There is a strange fact at the center of modern LLM inference: when one user is waiting on one response, the GPU doing the work is almost entirely idle. Not idle as in "off" — idle as in its thousands of arithmetic units are sitting around waiting for memory. Generating a single token means streaming the model's entire weight matrix out of high-bandwidth memory and through the compute units once. The math is trivial; the moving is everything. Roofline analyses of single-stream decoding land deep in the memory-bound region, arithmetic intensity near 1, the compute hardware utilized in the low single digits of percent.
Speculative decoding is the trick that notices this idle compute and spends it.
The bet
Autoregressive generation is sequential by definition: token n+1 depends on token n, so you take one forward pass per token, and each pass pays the full memory tax. Speculative decoding breaks the sequence into a guess-and-check loop. A cheap drafter proposes several tokens ahead — say five. Then the expensive target model runs one forward pass over all five at once and decides how many it agrees with.
If you're paying to load the weights anyway, verifying five tokens in that single load is nearly free. When the drafter is good, you advance five tokens for the price of one slow pass plus some cheap drafting. When it's bad, you fall back to normal speed. Either way you never go backward.
The part people get wrong: this is lossless. It is not "a smaller model good enough most of the time." The verification step (Leviathan et al., 2022; DeepMind's Chen et al., 2023) uses rejection sampling so that the accepted sequence is distributed exactly as if the big model had produced every token itself.
Speculative decoding doesn't trade quality for speed. It trades idle silicon for speed, and proves the trade was free.
The only number that matters
Strip away the architectures and one equation governs all of it: your speedup is a function of acceptance rate (how many drafted tokens the target keeps) against draft cost (how expensive the guessing is). A drafter that's brilliant but as slow as the target buys you nothing. A drafter that's instant but always wrong buys you nothing. Every method below is an attempt to push acceptance up while keeping the drafter cheap.
The first generation used a separate small model as the drafter — a 7B model drafting for a 70B, say. It works, but it has a tax the papers undersell: you now have to find, align, and serve a second model whose vocabulary and behavior track the big one closely enough to be accepted. Two models in the serving path, two things to deploy.
Self-speculation: deleting the draft model
Medusa (Cai et al., 2024) made the field's first real leap by deleting the separate model. Instead it bolts a handful of extra decoding heads directly onto the frozen base model — head 1 predicts the token two positions ahead, head 2 three positions ahead, and so on — then uses tree attention to verify several candidate continuations at once. No second model to align; the heads ride on features the base model already computed. Medusa-1 keeps the backbone frozen and stays lossless; Medusa-2 retrains the backbone for higher acceptance at the cost of a careful recipe.

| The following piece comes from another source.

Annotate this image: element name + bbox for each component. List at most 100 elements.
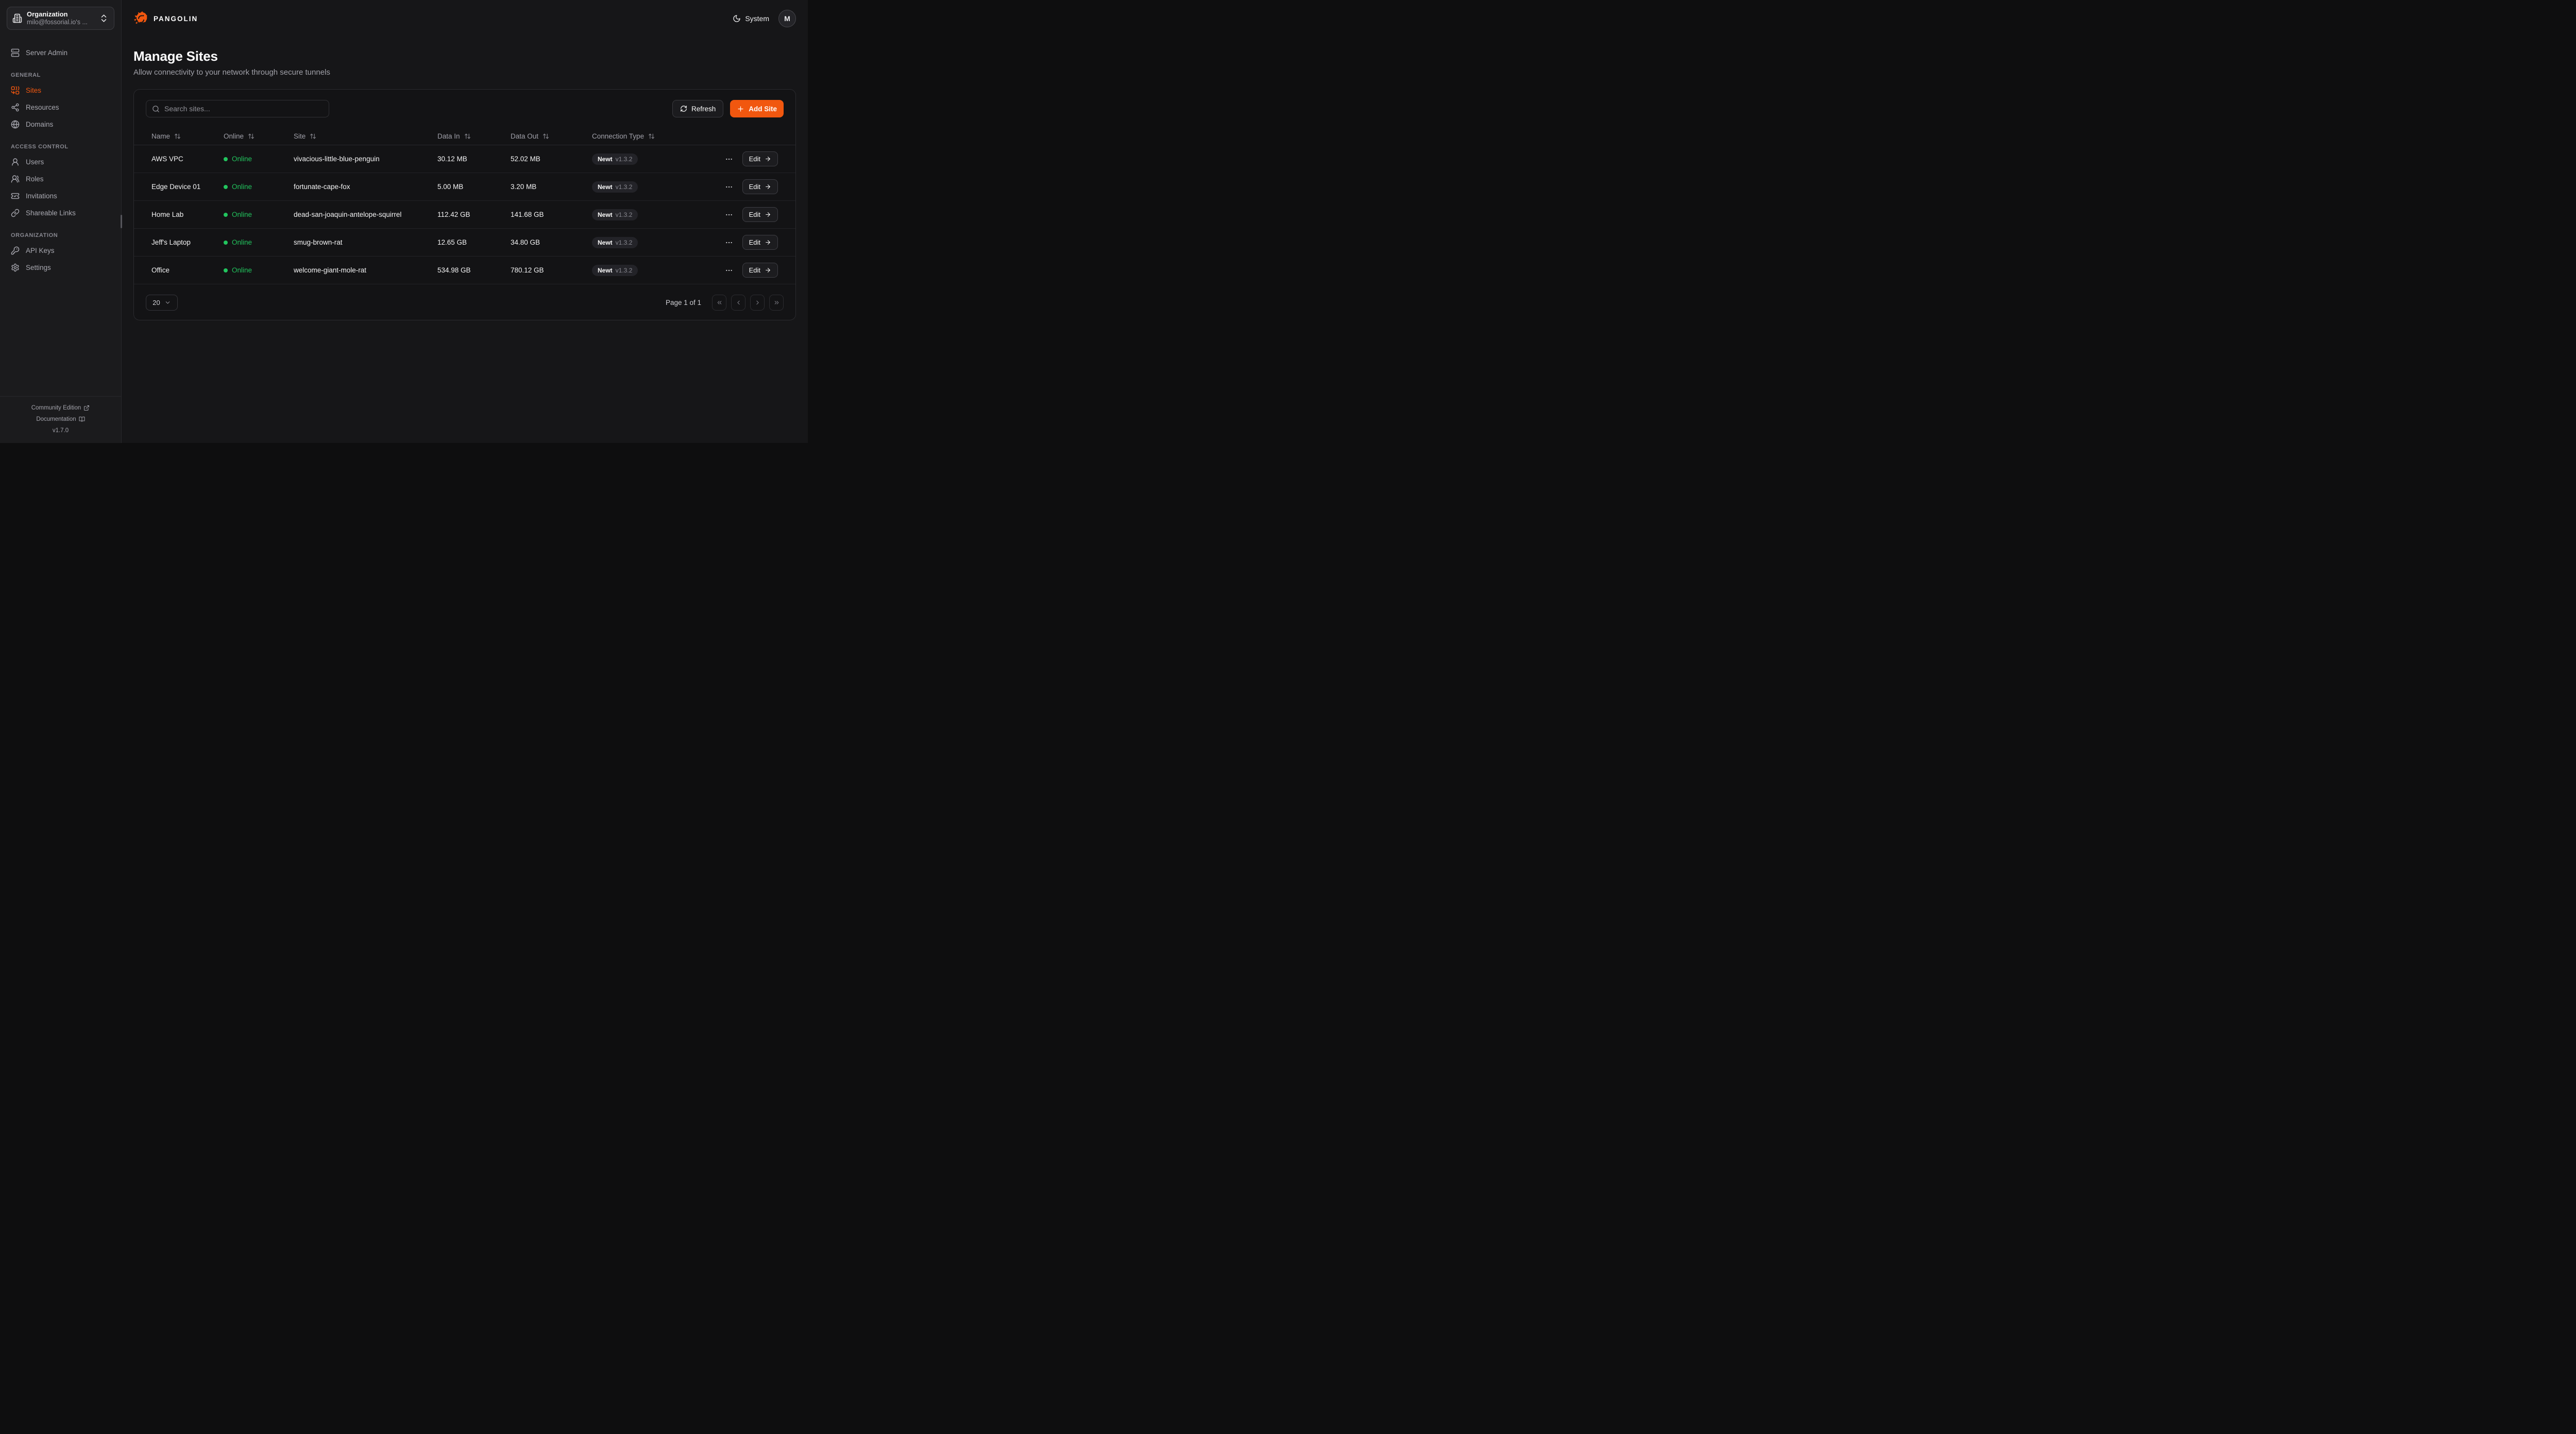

Medusa's weakness is structural: its heads predict each future position independently. Token three is guessed without conditioning on the guess for token two. Real language isn't independent across positions, so acceptance falls off as you reach further ahead.
EAGLE (Li et al., 2024) fixes exactly that. It runs a tiny autoregressive drafter, but — the non-obvious move — it drafts at the feature level, extrapolating the model's second-to-top hidden states rather than predicting tokens directly, then mapping those features to tokens at the end. Drafting in feature space restores the position-to-position dependency Medusa threw away, which is why EAGLE accepts longer runs. The original paper clocks it at 3x over vanilla, 1.6x over Medusa, on MT-Bench, with no fine-tuning of the target model. EAGLE-3 (2025) drops EAGLE's feature-prediction constraint, fuses features from all layers, and trains against the test-time draft distribution, pushing the reported speedup into the ~3–6.5x range and topping the speculative-sampling leaderboard.
The catch the benchmarks hide
Here is the line item that should change how you deploy this: the entire win is a batch-size-1 win. The free compute exists because a single stream is memory-bound. Stack up concurrent requests and the server fills its arithmetic units with real work — it becomes compute-bound, the idle capacity speculative decoding was spending evaporates, and the extra verification FLOPs now compete with paying customers. On a saturated serving fleet, naive speculative decoding can reduce throughput.
That's why this isn't a default. In vLLM and SGLang speculative decoding is a per-deployment switch — point it at an EAGLE head or an n-gram drafter, set the speculative token count, and the engine handles the rejection-sampling correctness. The right setting depends entirely on your traffic shape. If you're serving one latency-sensitive user at a time — a coding assistant, a local model, a low-QPS internal tool — turn it on; EAGLE-3 is close to free real estate. If you're running a high-throughput batched endpoint at capacity, measure before you trust it, because the GPU fact that makes speculative decoding brilliant for one user is the same fact that makes it a liability for a thousand.